My wife, you are my best friend. I love you will all that I am. And even though my love will fail at times, God loves you in a way that is beyond our capacity to grasp. God loves you because he loves you. The Lord is not ashamed to call you his own. You are His beloved and his bride. Cling to Jesus. Cling to the hope that we have in Him. Cling to the hope that our future will be bright. Our emotions will not always go against us. One day we will see Him for who he really is. The blindness will be removed from our eyes and we will see the Lord of Glory in all his holiness. We will see Him and be with him. He is what we need. He is what we long for even when we don't realize it. He is the gold at the end of the rainbow. The Lord, ah the Lord. He is so wonderful and merciful. He is so compassionate and caring. He hurts with us. He loves you Jessica. The Lord loves you. Jesus loves you intensely.
Jessica,
My bride, my friend; my smile and partner in this thing called life. You are such a wonderful mother. You are a great wife. You are a good friend. Your heart cares for so many. My heart is so calloused yet even though I have a hard heart, your heart remains tender and fresh. You hear of stories of people suffering and you suffer with them. You grieve with them. I hear them and I think nothing as I am so hard hearted. I love your tenderness. I love you. Though I don't listen most of the time and I am a joke of a husband, you still pour out unconditional love towards me and I embrace that. I need you. You have such a wonderful spirit and soul. Though you see yourself as flawed, I see you as a person I long to be. I wish I were more like you and less like me. Because you reflect the Lord far more than I do. I love you Jessica. Your smile, your eyes, your character, you...you...you. I love you. You do so much for me and the kids. Thank you.

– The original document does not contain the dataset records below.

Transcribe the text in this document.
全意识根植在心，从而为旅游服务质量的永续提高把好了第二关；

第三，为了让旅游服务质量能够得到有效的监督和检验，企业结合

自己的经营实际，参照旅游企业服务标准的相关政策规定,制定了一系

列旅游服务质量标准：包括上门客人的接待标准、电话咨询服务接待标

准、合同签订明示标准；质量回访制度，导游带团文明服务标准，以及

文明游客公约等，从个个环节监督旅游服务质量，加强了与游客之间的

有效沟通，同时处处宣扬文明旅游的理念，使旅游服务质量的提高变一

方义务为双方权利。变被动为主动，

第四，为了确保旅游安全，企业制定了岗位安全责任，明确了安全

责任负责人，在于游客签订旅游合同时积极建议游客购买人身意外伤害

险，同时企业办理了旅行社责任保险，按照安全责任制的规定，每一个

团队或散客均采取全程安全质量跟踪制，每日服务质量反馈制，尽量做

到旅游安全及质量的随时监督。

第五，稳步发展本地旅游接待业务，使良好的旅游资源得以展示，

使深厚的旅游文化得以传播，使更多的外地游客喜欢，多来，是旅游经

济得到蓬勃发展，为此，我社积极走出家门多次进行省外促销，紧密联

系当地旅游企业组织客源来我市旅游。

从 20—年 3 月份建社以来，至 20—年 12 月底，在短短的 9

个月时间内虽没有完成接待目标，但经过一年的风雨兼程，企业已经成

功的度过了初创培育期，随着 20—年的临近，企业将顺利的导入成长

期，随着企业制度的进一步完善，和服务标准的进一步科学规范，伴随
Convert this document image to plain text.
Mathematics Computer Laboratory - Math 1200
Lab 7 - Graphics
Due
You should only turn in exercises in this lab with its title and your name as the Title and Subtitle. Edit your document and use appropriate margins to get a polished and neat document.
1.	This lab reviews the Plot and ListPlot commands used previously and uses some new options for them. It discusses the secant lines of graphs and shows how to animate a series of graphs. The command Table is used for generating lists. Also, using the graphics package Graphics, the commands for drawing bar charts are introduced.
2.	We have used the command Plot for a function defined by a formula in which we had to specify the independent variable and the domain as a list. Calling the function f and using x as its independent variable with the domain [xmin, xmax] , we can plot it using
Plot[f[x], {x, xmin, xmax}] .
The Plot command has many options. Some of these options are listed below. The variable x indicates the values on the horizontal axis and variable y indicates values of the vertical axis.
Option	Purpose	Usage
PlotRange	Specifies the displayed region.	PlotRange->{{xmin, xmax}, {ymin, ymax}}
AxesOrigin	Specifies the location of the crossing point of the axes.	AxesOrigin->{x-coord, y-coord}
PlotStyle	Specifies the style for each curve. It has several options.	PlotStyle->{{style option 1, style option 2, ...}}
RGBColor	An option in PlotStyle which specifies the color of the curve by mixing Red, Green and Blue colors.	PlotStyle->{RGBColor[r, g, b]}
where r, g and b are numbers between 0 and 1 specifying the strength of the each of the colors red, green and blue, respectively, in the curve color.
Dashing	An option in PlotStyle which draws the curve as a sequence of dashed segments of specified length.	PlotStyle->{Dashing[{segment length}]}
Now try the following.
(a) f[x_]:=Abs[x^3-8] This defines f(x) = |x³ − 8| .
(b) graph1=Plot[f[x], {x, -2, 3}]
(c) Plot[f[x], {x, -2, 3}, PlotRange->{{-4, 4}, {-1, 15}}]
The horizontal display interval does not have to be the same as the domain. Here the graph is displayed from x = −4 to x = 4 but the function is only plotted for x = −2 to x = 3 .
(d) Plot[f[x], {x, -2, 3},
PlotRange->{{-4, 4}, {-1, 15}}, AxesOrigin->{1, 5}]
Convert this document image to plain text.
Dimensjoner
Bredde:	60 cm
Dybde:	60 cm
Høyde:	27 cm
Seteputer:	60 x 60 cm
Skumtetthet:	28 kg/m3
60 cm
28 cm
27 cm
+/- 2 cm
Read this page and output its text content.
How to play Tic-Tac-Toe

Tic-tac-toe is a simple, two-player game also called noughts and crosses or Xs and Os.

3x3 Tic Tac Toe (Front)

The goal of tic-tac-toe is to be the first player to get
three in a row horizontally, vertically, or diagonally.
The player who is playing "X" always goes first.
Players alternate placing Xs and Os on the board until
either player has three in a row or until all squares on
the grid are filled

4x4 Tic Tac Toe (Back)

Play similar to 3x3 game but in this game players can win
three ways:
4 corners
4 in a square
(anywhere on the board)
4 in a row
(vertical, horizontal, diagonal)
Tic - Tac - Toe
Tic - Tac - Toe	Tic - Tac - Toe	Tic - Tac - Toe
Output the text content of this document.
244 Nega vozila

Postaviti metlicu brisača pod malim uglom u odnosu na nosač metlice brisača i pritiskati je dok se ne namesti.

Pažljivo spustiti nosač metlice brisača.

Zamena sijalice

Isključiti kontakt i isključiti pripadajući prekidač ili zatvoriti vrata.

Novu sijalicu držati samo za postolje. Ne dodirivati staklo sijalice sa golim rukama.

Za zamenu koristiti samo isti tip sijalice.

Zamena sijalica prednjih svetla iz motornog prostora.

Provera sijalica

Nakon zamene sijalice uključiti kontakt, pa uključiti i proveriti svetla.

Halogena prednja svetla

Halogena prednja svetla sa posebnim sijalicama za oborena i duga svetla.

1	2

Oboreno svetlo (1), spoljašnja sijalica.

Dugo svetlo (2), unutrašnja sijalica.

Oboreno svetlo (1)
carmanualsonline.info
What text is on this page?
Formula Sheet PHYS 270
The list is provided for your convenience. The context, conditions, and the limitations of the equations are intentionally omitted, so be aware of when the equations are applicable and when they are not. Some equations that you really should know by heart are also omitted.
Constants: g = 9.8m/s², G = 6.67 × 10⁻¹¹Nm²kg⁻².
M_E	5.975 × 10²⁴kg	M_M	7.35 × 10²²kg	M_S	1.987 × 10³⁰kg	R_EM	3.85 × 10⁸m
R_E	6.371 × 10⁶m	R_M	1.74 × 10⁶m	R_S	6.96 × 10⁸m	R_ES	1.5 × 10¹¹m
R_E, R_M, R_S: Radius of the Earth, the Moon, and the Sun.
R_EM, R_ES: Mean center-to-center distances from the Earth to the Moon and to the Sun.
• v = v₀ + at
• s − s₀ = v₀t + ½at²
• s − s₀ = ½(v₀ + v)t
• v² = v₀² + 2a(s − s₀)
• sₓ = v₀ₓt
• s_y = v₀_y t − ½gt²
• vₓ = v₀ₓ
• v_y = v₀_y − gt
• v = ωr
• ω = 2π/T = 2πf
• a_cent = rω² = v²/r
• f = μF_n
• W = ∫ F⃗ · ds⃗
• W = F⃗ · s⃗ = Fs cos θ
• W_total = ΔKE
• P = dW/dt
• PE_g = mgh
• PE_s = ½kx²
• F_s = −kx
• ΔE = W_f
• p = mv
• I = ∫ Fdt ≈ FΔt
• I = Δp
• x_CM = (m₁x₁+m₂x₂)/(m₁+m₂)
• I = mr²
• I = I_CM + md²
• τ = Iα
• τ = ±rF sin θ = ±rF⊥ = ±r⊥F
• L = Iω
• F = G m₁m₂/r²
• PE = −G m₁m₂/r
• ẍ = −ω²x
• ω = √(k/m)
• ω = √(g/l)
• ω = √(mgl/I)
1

Wednesday, August 03, 2005

Journal 8/3/05

So it's been awhile since I have written anything. Life has been so incredibly busy and I have had my hands full with projects. I just bought a house and I had to strip the deck and restain it. I had to tear out an old upstairs window and its frame and install a new frame and window. I cut down two trees and had to tear down a fence. I had to move my entire household, almost completely by myself. I have had to pack and then unpack, uninstall a dishwasher and install a new one. I have been busy; very busy, and I am tired.
I do hope that once I finish moving....(I have little stuff to move from the apartment to the house still) that I will have time once again to finish my novel and spend more time with my kids and my wife. I hope that as I settle that I will have more time for Jesus too as I have neglected Him when I know better than to do that. I miss my Jesus. I need more of Him and less of me. I know that time is an element that everyone has to deal with. And if I were to say that I didn't have time for Jesus, I would only be making an excuse because EVERYONE has the same amount of hours in a day. I need to prioriize my time more efficiently.